Como Saturno, que es el más elevado, dirige y gobierna todos los planetas que le son inferiores, la cabeza o la parte espiritual que representa, preside y gobierna el resto del cuerpo.
Contad por un lado la cabeza y los dos hombros que representan a Saturno, Marte y Mercurio, y por otro, al vientre y los dos muslos, que os representan igualmente a Júpiter, Venus y la Luna.
Encontraréis en el centro de esta división el pecho o el corazón que, por su acción vivificante sobre todas las partes del cuerpo os representa al Sol, situado en el centro de los otros seis planetas sobre los que expande sus influencias.
Podría haceros sentir otras relaciones interesantes sobre el cuerpo del hombre, que no es otra cosa que una Logia o un Templo dispuesto por el Creador para recibir al ser espiritual divino que ha sumergido, enviándolo para dirigir el pequeño mundo verdaderamente, o la repetición de su templo universal, que es la Creación.

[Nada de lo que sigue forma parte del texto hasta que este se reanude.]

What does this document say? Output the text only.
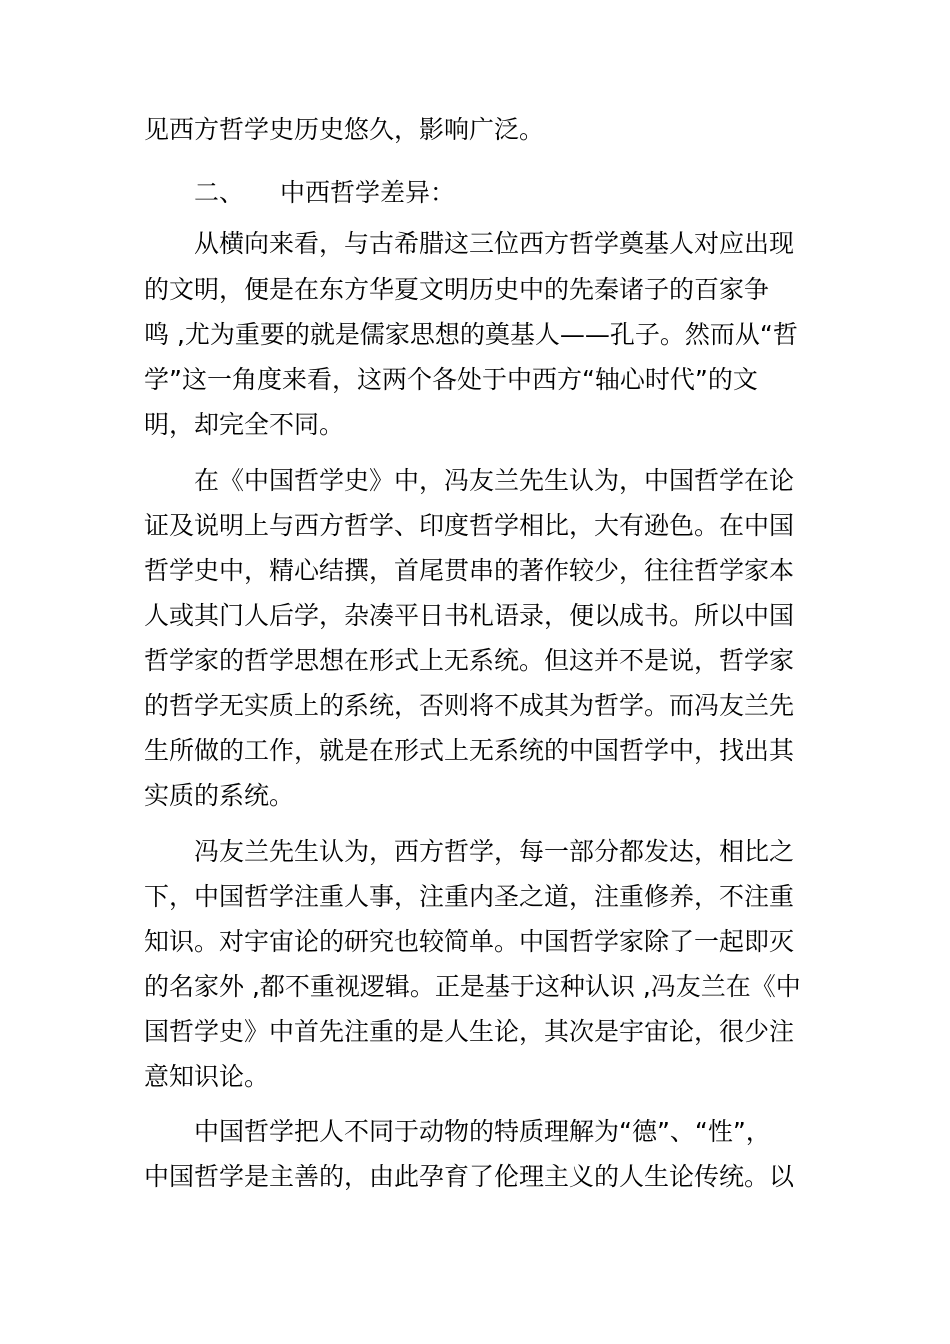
见西方哲学史历史悠久，影响广泛。
二、 中西哲学差异：
从横向来看，与古希腊这三位西方哲学奠基人对应出现
的文明，便是在东方华夏文明历史中的先秦诸子的百家争
鸣 ,尤为重要的就是儒家思想的奠基人——孔子。然而从“哲
学”这一角度来看，这两个各处于中西方“轴心时代”的文
明，却完全不同。
在《中国哲学史》中，冯友兰先生认为，中国哲学在论
证及说明上与西方哲学、印度哲学相比，大有逊色。在中国
哲学史中，精心结撰，首尾贯串的著作较少，往往哲学家本
人或其门人后学，杂凑平日书札语录，便以成书。所以中国
哲学家的哲学思想在形式上无系统。但这并不是说，哲学家
的哲学无实质上的系统，否则将不成其为哲学。而冯友兰先
生所做的工作，就是在形式上无系统的中国哲学中，找出其
实质的系统。
冯友兰先生认为，西方哲学，每一部分都发达，相比之
下，中国哲学注重人事，注重内圣之道，注重修养，不注重
知识。对宇宙论的研究也较简单。中国哲学家除了一起即灭
的名家外 ,都不重视逻辑。正是基于这种认识 ,冯友兰在《中
国哲学史》中首先注重的是人生论，其次是宇宙论，很少注
意知识论。
中国哲学把人不同于动物的特质理解为“德”、“性”，
中国哲学是主善的，由此孕育了伦理主义的人生论传统。以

Me contento con explicaros el sentido de algunas palabras misteriosas que los masones apócrifos emplean, sin dar jamás ninguna explicación satisfactoria.
Dicen, hablando de su Logia, que tres la forman, cinco la componen y siete la hacen justa y perfecta.
Aplicad estas palabras a la Logia del hombre que contiene al espíritu del Menor que la dirige y encontraréis el sentido de dichas palabras.
Tres la forman.
Habéis visto, en efecto, que el cuerpo del hombre proviene de los tres principios de toda corporización, y habéis visto también que son aplicados a los huesos, a la sangre y a la carne, cuya unión proporciona realmente una forma determinada al cuerpo, pero ese cuerpo no será susceptible de ningún movimiento ni de flexibilidad si no añadimos los nervios y los cartílagos, cuya suma a los tres primeros compone realmente y perfecciona el armazón del cuerpo.
He aquí el número quinario, pero no sería más que un cadáver si el alma o el centro de la vida pasiva que le es común con todos los animales, no viene a darle el movimiento.
Es después de esta operación que adquiere la exactitud, repitiéndose en el número senario de la Creación.
No podéis dudar de que el hombre no sea distinguido de los demás animales por la presencia de un ser libre e inteligente que le dirige.
Es el descenso o la incorporación de ese ser espiritual divino emanado a imagen y semejanza del Creador en el cuerpo del hombre, que le da toda la perfección de que la Logia es susceptible.